Tuckett, Christopher M. “What is ‘New Testament Study’? The New Testament and Early Christianity.” New Testament Studies 60, 2 (2014): 157-184.
- At one level we can study such texts simply ‘because they are there’. Intellectual curiosity, for its own sake, is still a valuable commodity!
- We can study such texts bearing in mind that the very fact that they were not made canonical has meant that they have aroused far less interest, both in antiquity and in modern study (cf. above). Hence they offer potential for perhaps new insights and new findings in a way that canonical texts, which as such have been pored over in minute detail for centuries, may not.
- They may also enable us to place the NT texts into a broader context – not only a broader Jewish, or Greco-Roman, context, but also a broader Christian context.
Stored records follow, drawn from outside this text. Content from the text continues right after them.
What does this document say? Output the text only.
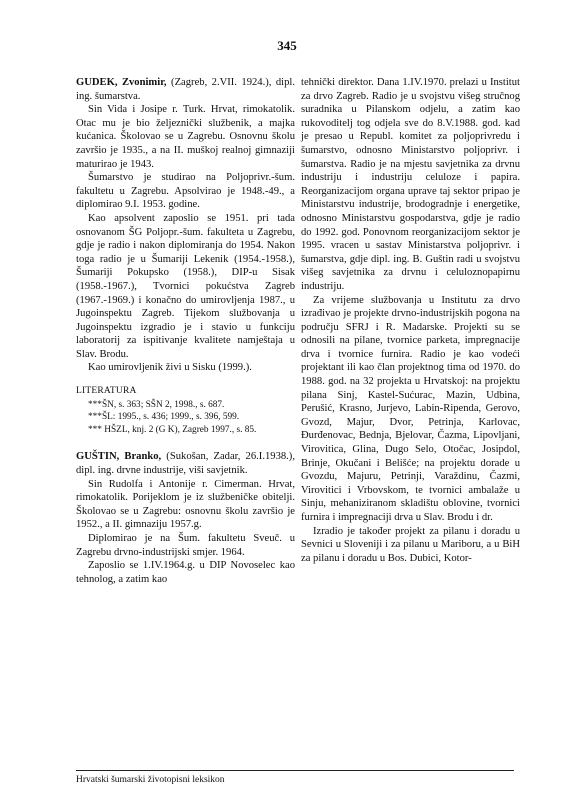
345

GUDEK, Zvonimir, (Zagreb, 2.VII. 1924.), dipl. ing. šumarstva.

Sin Vida i Josipe r. Turk. Hrvat, rimokatolik. Otac mu je bio željeznički službenik, a majka kućanica. Školovao se u Zagrebu. Osnovnu školu završio je 1935., a na II. muškoj realnoj gimnaziji maturirao je 1943.

Šumarstvo je studirao na Poljoprivr.-šum. fakultetu u Zagrebu. Apsolvirao je 1948.-49., a diplomirao 9.I. 1953. godine.

Kao apsolvent zaposlio se 1951. pri tada osnovanom ŠG Poljopr.-šum. fakulteta u Zagrebu, gdje je radio i nakon diplomiranja do 1954. Nakon toga radio je u Šumariji Lekenik (1954.-1958.), Šumariji Pokupsko (1958.), DIP-u Sisak (1958.-1967.), Tvornici pokućstva Zagreb (1967.-1969.) i konačno do umirovljenja 1987., u Jugoinspektu Zagreb. Tijekom službovanja u Jugoinspektu izgradio je i stavio u funkciju laboratorij za ispitivanje kvalitete namještaja u Slav. Brodu.

Kao umirovljenik živi u Sisku (1999.).

LITERATURA

***ŠN, s. 363; SŠN 2, 1998., s. 687.

***ŠL: 1995., s. 436; 1999., s. 396, 599.

*** HŠZL, knj. 2 (G K), Zagreb 1997., s. 85.

GUŠTIN, Branko, (Sukošan, Zadar, 26.I.1938.), dipl. ing. drvne industrije, viši savjetnik.

Sin Rudolfa i Antonije r. Cimerman. Hrvat, rimokatolik. Porijeklom je iz službeničke obitelji. Školovao se u Zagrebu: osnovnu školu završio je 1952., a II. gimnaziju 1957.g.

Diplomirao je na Šum. fakultetu Sveuč. u Zagrebu drvno-industrijski smjer. 1964.

Zaposlio se 1.IV.1964.g. u DIP Novoselec kao tehnolog, a zatim kao

tehnički direktor. Dana 1.IV.1970. prelazi u Institut za drvo Zagreb. Radio je u svojstvu višeg stručnog suradnika u Pilanskom odjelu, a zatim kao rukovoditelj tog odjela sve do 8.V.1988. god. kad je presao u Republ. komitet za poljoprivredu i šumarstvo, odnosno Ministarstvo poljoprivr. i šumarstva. Radio je na mjestu savjetnika za drvnu industriju i industriju celuloze i papira. Reorganizacijom organa uprave taj sektor pripao je Ministarstvu industrije, brodogradnje i energetike, odnosno Ministarstvu gospodarstva, gdje je radio do 1992. god. Ponovnom reorganizacijom sektor je 1995. vracen u sastav Ministarstva poljoprivr. i šumarstva, gdje dipl. ing. B. Guštin radi u svojstvu višeg savjetnika za drvnu i celuloznopapirnu industriju.

Za vrijeme službovanja u Institutu za drvo izrađivao je projekte drvno-industrijskih pogona na području SFRJ i R. Madarske. Projekti su se odnosili na pilane, tvornice parketa, impregnacije drva i tvornice furnira. Radio je kao vodeći projektant ili kao član projektnog tima od 1970. do 1988. god. na 32 projekta u Hrvatskoj: na projektu pilana Sinj, Kastel-Sućurac, Mazin, Udbina, Perušić, Krasno, Jurjevo, Labin-Ripenda, Gerovo, Gvozd, Majur, Dvor, Petrinja, Karlovac, Đurđenovac, Bednja, Bjelovar, Čazma, Lipovljani, Virovitica, Glina, Dugo Selo, Otočac, Josipdol, Brinje, Okučani i Belišće; na projektu dorade u Gvozdu, Majuru, Petrinji, Varaždinu, Čazmi, Virovitici i Vrbovskom, te tvornici ambalaže u Sinju, mehaniziranom skladištu oblovine, tvornici furnira i impregnaciji drva u Slav. Brodu i dr.

Izradio je također projekt za pilanu i doradu u Sevnici u Sloveniji i za pilanu u Mariboru, a u BiH za pilanu i doradu u Bos. Dubici, Kotor-

Hrvatski šumarski životopisni leksikon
This may then enable us to see more clearly what key issues for early Christians may have been (and which may not be the same as those which interest us!) And in such an exercise, the NT texts may emerge as typical within early Christianity in some respects, perhaps rather atypical in others.
- Insofar as some (many?) canonical texts presuppose, and reflect on, NT texts, they represent part of the ‘history of influence’ of the NT. As such they throw light on the ways in which some early readers of NT texts read them (whether as scriptural or not); and this in turn may highlight for us possibilities in reading NT texts which we might otherwise miss.
- Non-canonical texts may also give us a valuable insight into the rich variety of early Christian piety and ‘religious’ life and thought.